Have you ever used Incognito Mode because you wanted to search for something weird, but you didn’t want it showing up in targeted ads? Or have you ever withheld a Like from a YouTube video, because although you enjoyed watching it, you weren’t really interested in being recommended more of the same? I have. And since I can’t hear you, I’ll assume you probably have too. People have gotten accustomed to the idea of “training” their computers to behave how they want, much like you’d train a dog or your nephew. And whether you study computer science or psychology or ecology or dog stuff, the principles of reinforcement learning are all about the same.
The reason you don’t search weird stuff while logged in or thumbs-up everything indiscriminately is that you’re trying to avoid setting the wrong example. But occasional slip ups are a fact of life. To compensate, many machine learning models offer mechanisms to deal with erroneous (”noisy”) labels in training data. The constraints of a soft margin SVM include a slack term that represents a trade-off between classification accuracy and resilience against mislabeled examples. Because computers can’t tell which of its training examples are mislabeled and which are simply unusual, it does the next best thing: each example can be rated based on how “believable” it is in comparison to other examples. Then, finding the optimal parameters is simply a matter of minimizing unbelievability.

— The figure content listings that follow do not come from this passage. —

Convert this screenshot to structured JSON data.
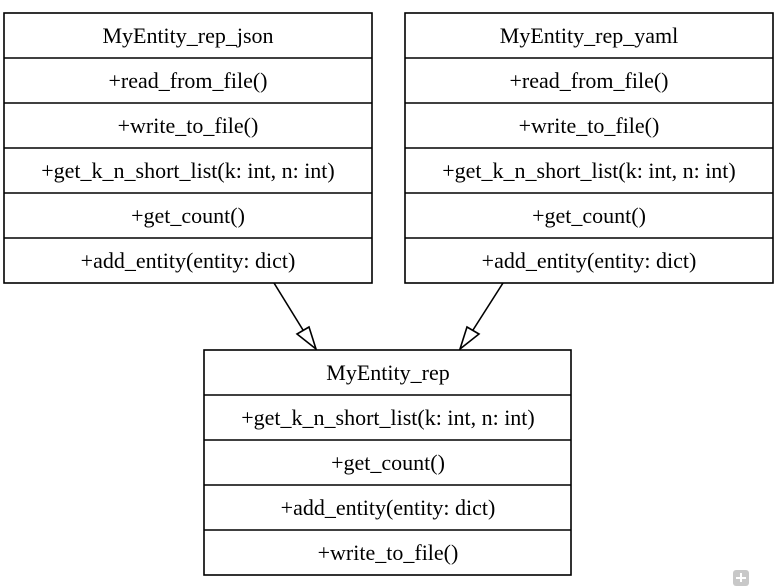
{
  "diagram": {
    "classes": [
      {
        "id": "json",
        "name": "MyEntity_rep_json",
        "methods": [
          "+read_from_file()",
          "+write_to_file()",
          "+get_k_n_short_list(k: int, n: int)",
          "+get_count()",
          "+add_entity(entity: dict)"
        ]
      },
      {
        "id": "yaml",
        "name": "MyEntity_rep_yaml",
        "methods": [
          "+read_from_file()",
          "+write_to_file()",
          "+get_k_n_short_list(k: int, n: int)",
          "+get_count()",
          "+add_entity(entity: dict)"
        ]
      },
      {
        "id": "base",
        "name": "MyEntity_rep",
        "methods": [
          "+get_k_n_short_list(k: int, n: int)",
          "+get_count()",
          "+add_entity(entity: dict)",
          "+write_to_file()"
        ]
      }
    ],
    "relations": [
      {
        "from": "json",
        "to": "base",
        "type": "inheritance"
      },
      {
        "from": "yaml",
        "to": "base",
        "type": "inheritance"
      }
    ]
  },
  "toolbar": {
    "zoom_icon": "zoom-in-icon"
  }
}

Avoiding bad examples is in your best interest if you want the algorithm to give you the best recommendations. So, your YouTube Liked Videos list is probably only a rough approximation of the videos that you actually like1. Now, a computer algorithm won’t mind if you lie (a little) to it. But the real tragedy is that as a side effect, YouTube has effectively trained you, the user, to give Likes not to the videos you actually like, but to the kinds of videos you want recommendations for. In fact, most kinds of behavioral training induce this kind of reverse effect. The trainer lies a little bit to the trainee, in order to push the training in the right direction. And in return, the trainer drifts a little farther from the truth.
Parents do this to their children. Friends do it to their friends. Even if you try to be honest, the words you say and the reactions you make end up deviating ever so slightly from the truth, because you can’t help but think that your actions will end up somebody’s brain as subconscious behavioral training examples2. If your friend invites you to do something you don’t want to do, maybe you’ll say yes, or else they might not even ask next time. And if they say something you don’t like, maybe you’ll act angrier than you really are, so they won’t mention it ever again. Every decision starts with “how do I feel about this?”, but is quickly followed up with “how will others feel about my feeling about this?”. This isn’t plain old empathy. It’s true that human-to-human behavioral training helps people get along with each other. But when our words and actions are influenced by how we think they’ll affect someone else’s behavior, they end up being fundamentally just another form of lying. And unlike a computer recommendation algorithm, people might actually hate you for lying to them.
This has been weighing on my mind for a long time. I think it’s unbearably hard for adults to be emotionally honest with each other, even for close friends or family. But the problem isn’t with the words we say. Of course, people want others to think of them a certain way, whether it’s about your money or your job or your passions or romance or mental health. And people lie about those things all the time. That isn’t what keeps me up at night. What bothers me is that even when you’re trying your best to be absolutely honest with someone, you can’t. You say the right words, but they don’t sound right. You feel the right feelings, but your face isn’t cooperating. Your eyes get hazy from years of emotional cruft, and you’re no longer able to really see the person right in front of you. And it’s all because we spend every day training each other with almost-truths.